What about Medicaid?
Obamacare’s vast expansions of the multi-trillion-dollar Medicaid program are arguably much more significant than the mandate. Medicaid is jointly funded between the federal government and the states, and already consumes an ever-increasing share of state spending. Some states projected that under the new rules, which make many more people eligible for the program, Medicaid would consume around a quarter of their budgets (the average state’s share is already 20 percent). In theory, state participation is voluntary, but in practice, every state is currently in the program. Many governors, especially Republicans, balked at a huge expansion of their budgets by a program outside their control at a time when state budgets are already deeply stressed, but Congress threatened in the bill that any state refusing to agree to the new eligibility rules would lose every penny of their funding. They complained to the Court that this was a threat to independent state self-government.
The Court has warned for years that, while Congress could attach strings to federal spending, it could not simply coerce states into doing its bidding. Chief Justice Roberts, joined by Justices Breyer and Kagan and with the agreement of the four Republican-appointed Justices, finally put some teeth in this warning, holding that the size of Congress’ threat amounted to “a gun to the head” of the states that Congress could not be permitted to use. But Roberts, joined by Breyer and Kagan, concluded that Congress could reasonably threaten to withhold only the funding for the expansion of Medicaid and not pre-existing funding for the entire program. That split decision may allow some governors the wiggle room, if they want it, to say no to Congress, but it allows the budget-busting expansion of Medicaid to go forward in any state that accepts the new rules.

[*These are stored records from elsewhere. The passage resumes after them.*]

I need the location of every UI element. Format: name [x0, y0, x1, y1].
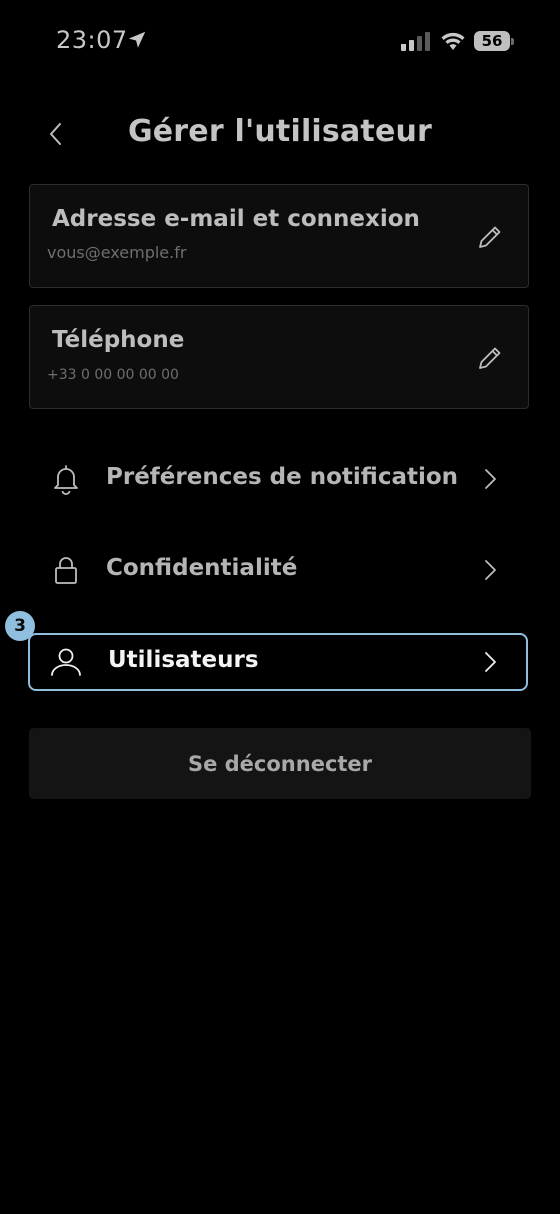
- email-card[interactable]: Adresse e-mail et connexion vous@exemple…: [29, 184, 529, 288]
- location-arrow-icon: [128, 31, 146, 48]
- phone-card[interactable]: Téléphone +33 0 00 00 00 00: [29, 305, 529, 409]
- status-time: 23:07: [56, 26, 128, 54]
- bell-icon: [54, 465, 78, 495]
- menu-item-label: Confidentialité: [106, 555, 298, 581]
- chevron-right-icon: [485, 560, 496, 580]
- email-card-title: Adresse e-mail et connexion: [52, 206, 420, 232]
- battery-nub: [511, 38, 514, 45]
- menu-item-privacy[interactable]: Confidentialité: [28, 541, 528, 599]
- lock-icon: [55, 557, 77, 584]
- battery-icon: 56: [474, 31, 510, 51]
- phone-card-title: Téléphone: [52, 327, 185, 353]
- chevron-right-icon: [485, 469, 496, 489]
- logout-label: Se déconnecter: [187, 751, 373, 776]
- wifi-icon: [441, 32, 465, 50]
- menu-item-notifications[interactable]: Préférences de notification: [28, 450, 528, 508]
- nav-header: Gérer l'utilisateur: [0, 100, 560, 170]
- user-icon: [51, 648, 81, 676]
- logout-button[interactable]: Se déconnecter: [29, 728, 531, 799]
- email-value: vous@exemple.fr: [47, 243, 187, 262]
- pencil-icon[interactable]: [476, 344, 504, 372]
- menu-item-users[interactable]: Utilisateurs: [28, 633, 528, 691]
- page-title: Gérer l'utilisateur: [127, 114, 433, 149]
- cellular-signal-icon: [401, 32, 430, 51]
- chevron-right-icon: [485, 652, 496, 672]
- menu-item-label: Préférences de notification: [106, 464, 459, 490]
- step-badge: 3: [5, 611, 35, 641]
- menu-item-label: Utilisateurs: [108, 647, 259, 673]
- pencil-icon[interactable]: [476, 223, 504, 251]
- status-bar: 23:07 56: [0, 0, 560, 84]
- phone-value: +33 0 00 00 00 00: [47, 367, 179, 383]
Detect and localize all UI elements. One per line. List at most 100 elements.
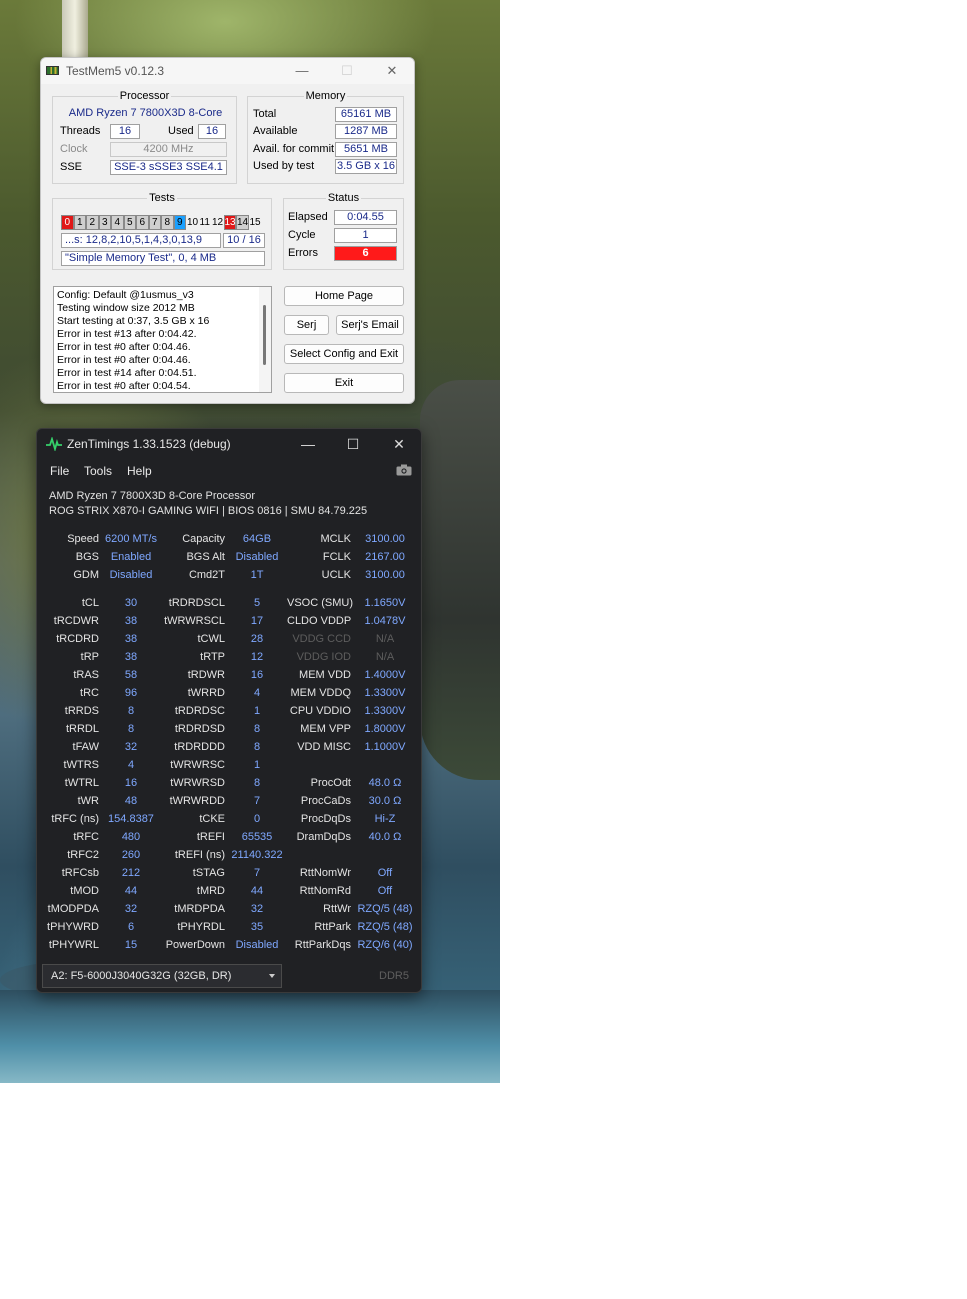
test-sequence: ...s: 12,8,2,10,5,1,4,3,0,13,9 <box>61 233 221 248</box>
maximize-button[interactable]: ☐ <box>333 433 373 455</box>
title-bar[interactable]: TestMem5 v0.12.3 — ☐ ✕ <box>41 58 414 84</box>
memory-type: DDR5 <box>379 970 409 982</box>
test-cell: 12 <box>211 215 224 230</box>
minimize-button[interactable]: — <box>287 61 317 81</box>
timing-value: 154.8387 <box>108 813 154 825</box>
timing-label: tRCDWR <box>53 615 99 627</box>
timing-label: tRDRDSCL <box>168 597 225 609</box>
window-title: ZenTimings 1.33.1523 (debug) <box>67 437 231 451</box>
board-info: ROG STRIX X870-I GAMING WIFI | BIOS 0816… <box>49 505 368 517</box>
timing-label: tRFC <box>73 831 99 843</box>
commit-label: Avail. for commit <box>253 143 335 155</box>
timing-value: 65535 <box>241 831 273 843</box>
timing-label: tRDWR <box>187 669 225 681</box>
timing-value: 1.4000V <box>364 669 406 681</box>
timing-label: RttParkDqs <box>294 939 351 951</box>
errors-label: Errors <box>288 247 318 259</box>
test-cell: 13 <box>223 215 236 230</box>
timing-label: ProcOdt <box>310 777 351 789</box>
total-label: Total <box>253 108 277 120</box>
close-button[interactable]: ✕ <box>379 433 419 455</box>
window-title: TestMem5 v0.12.3 <box>66 64 165 78</box>
serj-email-button[interactable]: Serj's Email <box>336 315 404 335</box>
home-page-button[interactable]: Home Page <box>284 286 404 306</box>
exit-button[interactable]: Exit <box>284 373 404 393</box>
minimize-button[interactable]: — <box>288 433 328 455</box>
available-value: 1287 MB <box>335 124 397 139</box>
timing-value: 64GB <box>242 533 272 545</box>
test-cell: 1 <box>73 215 86 230</box>
timing-label: tCKE <box>199 813 225 825</box>
test-cell: 0 <box>61 215 74 230</box>
menu-file[interactable]: File <box>50 464 69 478</box>
timing-label: Cmd2T <box>188 569 225 581</box>
test-cell: 3 <box>98 215 111 230</box>
timing-value: 7 <box>253 795 261 807</box>
log-line: Error in test #0 after 0:04.46. <box>57 354 191 366</box>
timing-value: 28 <box>250 633 264 645</box>
timing-label: tMOD <box>70 885 99 897</box>
timing-label: RttNomRd <box>299 885 351 897</box>
timing-value: 12 <box>250 651 264 663</box>
processor-group: Processor AMD Ryzen 7 7800X3D 8-Core Thr… <box>52 90 237 184</box>
cpu-name: AMD Ryzen 7 7800X3D 8-Core Processor <box>49 490 256 502</box>
timing-label: tRFC (ns) <box>51 813 99 825</box>
timing-value: 8 <box>127 723 135 735</box>
timing-label: MEM VDD <box>299 669 351 681</box>
timing-label: tWRRD <box>187 687 225 699</box>
log-textarea[interactable]: Config: Default @1usmus_v3 Testing window… <box>53 286 272 393</box>
timing-value: 96 <box>124 687 138 699</box>
timing-label: tRAS <box>73 669 99 681</box>
chevron-down-icon <box>269 974 275 978</box>
timing-value: 6200 MT/s <box>105 533 157 545</box>
timing-label: tRP <box>80 651 99 663</box>
timing-label: tRRDL <box>65 723 99 735</box>
select-config-button[interactable]: Select Config and Exit <box>284 344 404 364</box>
timing-label: tWRWRSD <box>170 777 225 789</box>
timing-value: Off <box>377 885 393 897</box>
timing-label: VDD MISC <box>297 741 351 753</box>
desktop: TestMem5 v0.12.3 — ☐ ✕ Processor AMD Ryz… <box>0 0 967 1299</box>
test-cells: 0 1 2 3 4 5 6 7 8 9 10 11 12 13 14 15 <box>61 215 261 230</box>
timing-value: 16 <box>124 777 138 789</box>
log-scrollbar[interactable] <box>259 287 271 392</box>
timing-value: 1.1000V <box>364 741 406 753</box>
timing-label: ProcDqDs <box>300 813 351 825</box>
timing-value: 6 <box>127 921 135 933</box>
timing-label: MCLK <box>320 533 351 545</box>
timing-value: 1 <box>253 759 261 771</box>
memory-group-title: Memory <box>303 90 348 102</box>
timing-value: 58 <box>124 669 138 681</box>
timing-label: FCLK <box>322 551 351 563</box>
timing-label: tWTRL <box>64 777 99 789</box>
test-cell: 5 <box>123 215 136 230</box>
timing-value: 4 <box>253 687 261 699</box>
screenshot-camera-icon[interactable] <box>396 464 412 476</box>
timing-label: tREFI <box>196 831 225 843</box>
menu-tools[interactable]: Tools <box>84 464 112 478</box>
timing-label: PowerDown <box>165 939 225 951</box>
timing-label: RttNomWr <box>299 867 351 879</box>
testmem5-window: TestMem5 v0.12.3 — ☐ ✕ Processor AMD Ryz… <box>40 57 415 404</box>
test-cell: 8 <box>161 215 174 230</box>
timing-value: 212 <box>121 867 141 879</box>
status-group: Status Elapsed 0:04.55 Cycle 1 Errors 6 <box>283 192 404 270</box>
maximize-button[interactable]: ☐ <box>332 61 362 81</box>
timing-value: Disabled <box>235 551 279 563</box>
timing-value: 38 <box>124 651 138 663</box>
timing-value: 35 <box>250 921 264 933</box>
timing-value: 1.0478V <box>364 615 406 627</box>
timing-label: MEM VDDQ <box>290 687 352 699</box>
log-line: Error in test #0 after 0:04.54. <box>57 380 191 392</box>
timing-value: 48 <box>124 795 138 807</box>
close-button[interactable]: ✕ <box>377 61 407 81</box>
serj-button[interactable]: Serj <box>284 315 329 335</box>
menu-help[interactable]: Help <box>127 464 152 478</box>
timing-label: tRC <box>80 687 99 699</box>
log-lines: Config: Default @1usmus_v3 Testing window… <box>57 289 271 392</box>
log-line: Config: Default @1usmus_v3 <box>57 289 194 301</box>
timing-value: Disabled <box>109 569 153 581</box>
timing-value: N/A <box>375 633 395 645</box>
dimm-select[interactable]: A2: F5-6000J3040G32G (32GB, DR) <box>42 964 282 988</box>
timing-label: tWRWRDD <box>169 795 225 807</box>
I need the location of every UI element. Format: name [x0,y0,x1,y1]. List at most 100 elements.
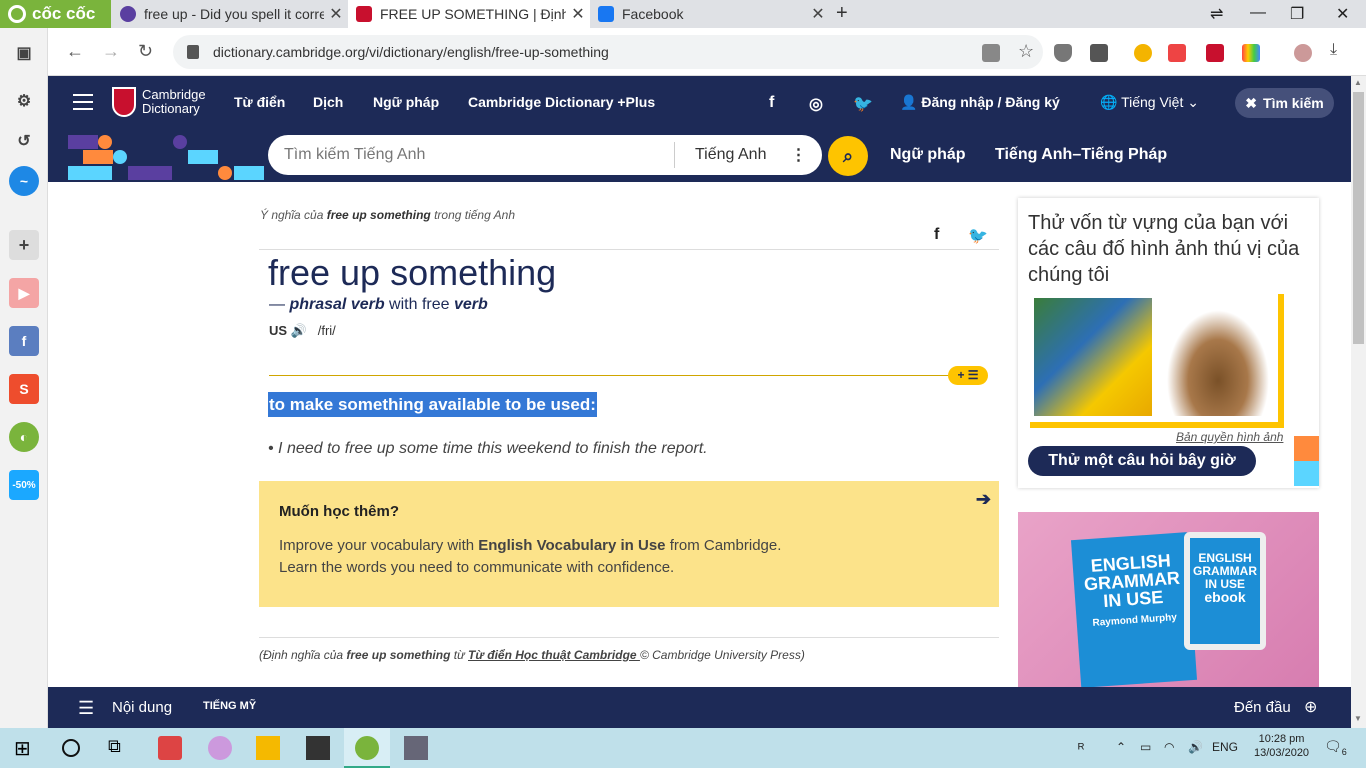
people-icon[interactable]: ᴿ [1078,740,1084,756]
app-icon[interactable] [404,736,428,760]
history-icon[interactable]: ↺ [9,126,39,156]
scroll-down-icon[interactable]: ▼ [1354,714,1362,723]
arrow-right-icon[interactable]: ➔ [976,489,991,510]
back-to-top-button[interactable]: Đến đầu [1234,699,1291,716]
logo-line1: Cambridge [142,87,206,102]
maximize-button[interactable]: ❐ [1290,4,1304,24]
profile-avatar[interactable] [1294,44,1312,62]
tablet-image: ENGLISH GRAMMAR IN USE ebook [1184,532,1266,650]
instagram-icon[interactable]: ◎ [809,94,823,114]
tab-cambridge[interactable]: FREE UP SOMETHING | Định n ✕ [348,0,590,28]
input-language[interactable]: ENG [1212,740,1238,754]
twitter-icon[interactable]: 🐦 [853,94,873,114]
extension-icon[interactable] [1206,44,1224,62]
try-quiz-button[interactable]: Thử một câu hỏi bây giờ [1028,446,1256,476]
breadcrumb-word: free up something [326,208,431,222]
chevron-up-icon[interactable]: ⌃ [1116,740,1126,754]
audio-speaker-icon[interactable]: 🔊 [291,323,307,338]
decorative-shape [1294,436,1319,461]
minimize-button[interactable]: — [1250,4,1266,22]
tab-facebook[interactable]: Facebook ✕ [590,0,830,28]
clock[interactable]: 10:28 pm 13/03/2020 [1254,732,1309,760]
image-copyright-link[interactable]: Bản quyền hình ảnh [1176,430,1283,444]
address-bar[interactable]: dictionary.cambridge.org/vi/dictionary/e… [173,35,1043,69]
share-twitter-icon[interactable]: 🐦 [968,226,988,246]
extension-icon[interactable] [1242,44,1260,62]
language-selector[interactable]: 🌐 Tiếng Việt ⌄ [1100,94,1199,111]
menu-icon[interactable]: ☰ [78,698,94,719]
nav-translate[interactable]: Dịch [313,94,343,110]
search-toggle-button[interactable]: ✖ Tìm kiếm [1235,88,1334,118]
coccoc-menu-button[interactable]: cốc cốc [0,0,111,28]
grammar-link[interactable]: Ngữ pháp [890,146,966,164]
add-to-wordlist-button[interactable]: + ☰ [948,366,988,385]
restore-tabs-icon[interactable]: ⇌ [1210,4,1223,24]
file-explorer-icon[interactable] [256,736,280,760]
new-tab-button[interactable]: + [836,2,848,25]
scroll-thumb[interactable] [1353,92,1364,344]
messenger-icon[interactable]: ~ [9,166,39,196]
page-scrollbar[interactable]: ▲ ▼ [1351,76,1366,728]
nav-dictionary[interactable]: Từ điển [234,94,285,110]
forward-button[interactable]: → [102,41,120,62]
notification-icon[interactable]: 🗨6 [1324,738,1347,757]
cambridge-logo[interactable]: Cambridge Dictionary [112,87,206,117]
tab-label: FREE UP SOMETHING | Định n [380,6,566,22]
new-extension-icon[interactable] [1168,44,1186,62]
download-arrow-icon[interactable]: ⤓ [1330,41,1348,59]
region-button[interactable]: TIẾNG MỸ [203,700,256,712]
close-window-button[interactable]: ✕ [1336,4,1349,24]
contents-button[interactable]: Nội dung [112,699,172,716]
english-french-link[interactable]: Tiếng Anh–Tiếng Pháp [995,146,1167,164]
add-app-icon[interactable]: + [9,230,39,260]
settings-icon[interactable]: ⚙ [9,86,39,116]
search-icon[interactable] [62,739,80,757]
tab-spell-check[interactable]: free up - Did you spell it corre ✕ [112,0,348,28]
search-submit-button[interactable]: ⌕ [828,136,868,176]
coccoc-taskbar-button[interactable] [344,728,390,768]
credit-mid: từ [450,648,469,662]
shield-icon[interactable] [1054,44,1072,62]
close-tab-icon[interactable]: ✕ [324,4,348,24]
tiki-icon[interactable]: -50% [9,470,39,500]
credit-source-link[interactable]: Từ điển Học thuật Cambridge [468,648,640,662]
facebook-icon[interactable]: f [9,326,39,356]
close-tab-icon[interactable]: ✕ [806,4,830,24]
task-view-icon[interactable]: ⧉ [108,736,132,760]
nav-grammar[interactable]: Ngữ pháp [373,94,439,110]
headword: free up something [268,252,557,293]
app-icon[interactable] [158,736,182,760]
shopee-icon[interactable]: S [9,374,39,404]
scroll-up-icon[interactable]: ▲ [1354,78,1362,87]
url-text: dictionary.cambridge.org/vi/dictionary/e… [213,44,609,60]
extension-icon[interactable] [1134,44,1152,62]
sidebar-toggle-icon[interactable]: ▣ [9,38,39,68]
windows-start-icon[interactable]: ⊞ [14,736,38,760]
share-facebook-icon[interactable]: f [934,226,939,244]
login-link[interactable]: 👤 Đăng nhập / Đăng ký [900,94,1060,111]
learn-more-promo[interactable]: Muốn học thêm? Improve your vocabulary w… [259,481,999,607]
translate-icon[interactable] [982,44,1000,62]
close-tab-icon[interactable]: ✕ [566,4,590,24]
download-icon[interactable] [1090,44,1108,62]
grammar-book-ad[interactable]: ENGLISH GRAMMAR IN USE Raymond Murphy ENG… [1018,512,1319,688]
menu-icon[interactable] [73,94,93,115]
bookmark-star-icon[interactable]: ☆ [1018,41,1036,61]
search-box[interactable]: Tìm kiếm Tiếng Anh Tiếng Anh ⋮ [268,135,822,175]
facebook-icon[interactable]: f [769,94,774,112]
reload-button[interactable]: ↻ [138,41,153,62]
quiz-images[interactable] [1030,294,1284,428]
youtube-icon[interactable]: ▶ [9,278,39,308]
search-input[interactable]: Tìm kiếm Tiếng Anh [284,146,674,164]
coccoc-icon[interactable]: ◐ [9,422,39,452]
volume-icon[interactable]: 🔊 [1188,740,1203,754]
network-icon[interactable]: ◠ [1164,740,1174,754]
battery-icon[interactable]: ▭ [1140,740,1151,754]
dictionary-selector[interactable]: Tiếng Anh [695,146,766,164]
nav-plus[interactable]: Cambridge Dictionary +Plus [468,94,655,110]
more-options-icon[interactable]: ⋮ [790,145,806,165]
app-icon[interactable] [208,736,232,760]
arrow-up-icon[interactable]: ⊕ [1304,697,1317,717]
sticky-notes-icon[interactable] [306,736,330,760]
back-button[interactable]: ← [66,41,84,62]
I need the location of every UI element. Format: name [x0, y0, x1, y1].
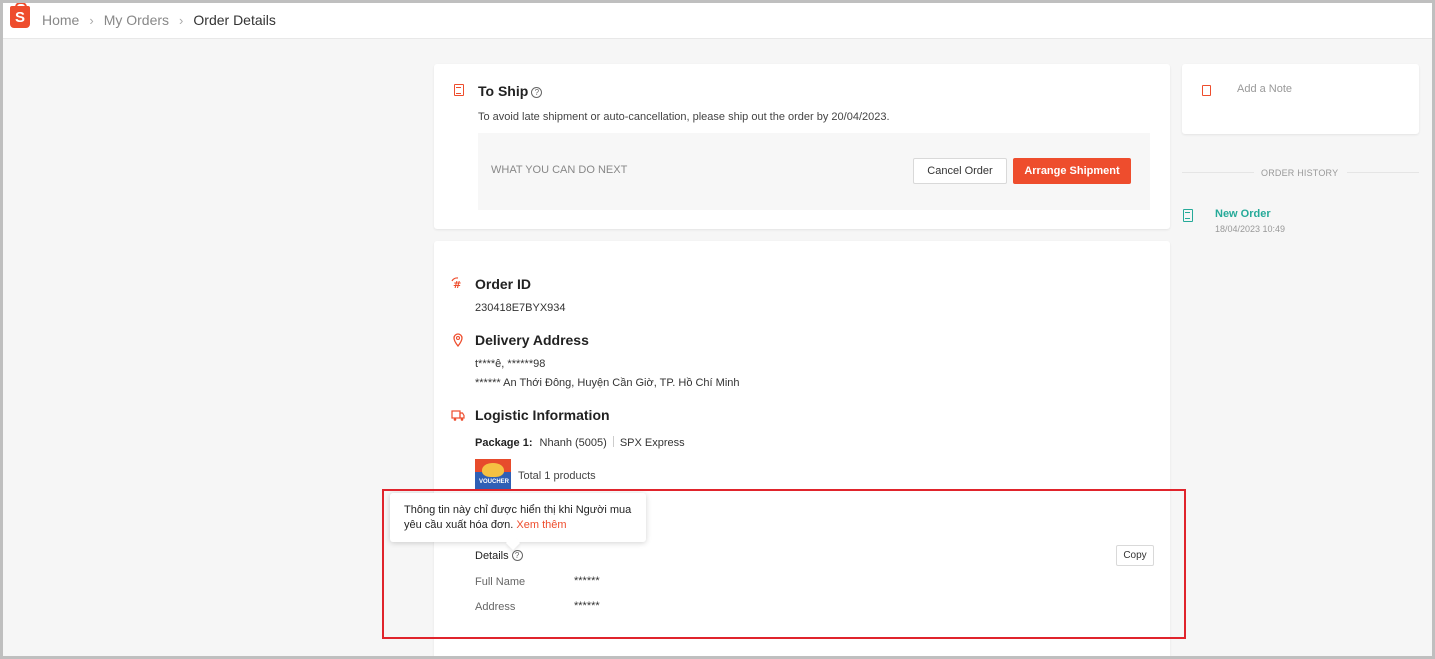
divider: [1182, 172, 1254, 173]
next-actions-label: WHAT YOU CAN DO NEXT: [491, 164, 628, 176]
cancel-order-button[interactable]: Cancel Order: [913, 158, 1007, 184]
status-description: To avoid late shipment or auto-cancellat…: [478, 111, 890, 123]
order-id-value: 230418E7BYX934: [475, 302, 566, 314]
document-icon: [1183, 209, 1193, 222]
svg-text:#: #: [453, 280, 461, 291]
package-carrier: SPX Express: [619, 437, 685, 449]
logistic-info-title: Logistic Information: [475, 407, 610, 423]
help-icon[interactable]: ?: [511, 550, 523, 561]
chevron-right-icon: ›: [179, 12, 184, 28]
top-bar: S Home › My Orders › Order Details: [3, 2, 1432, 39]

Are the lawsuits over Obamacare over?
The Court has spoken on the first round of challenges to Obamacare. The voters still get a say: they have already thrown out the Democratic majority in the House that voted for the bill, and if a Republican president and Senate are elected and they follow through on promises to repeal Obamacare, that will be the end of this chapter of the story. But if the statute is not repealed in its entirety, more legal challenges remain in the pipeline. Many religious organizations, led by Catholic hospitals and universities, are presently challenging on religious freedom grounds the Obama administration’s mandate to provide coverage for contraception. There are also challenges to the Independent Payment Advisory Board (IPAB), colloquially referred to as the “death panel.” The courts will still have to grapple with these challenges, and they may be resolved very differently from today’s result. Perhaps Franklin should have added that, besides death and taxes, we can be certain of more litigation.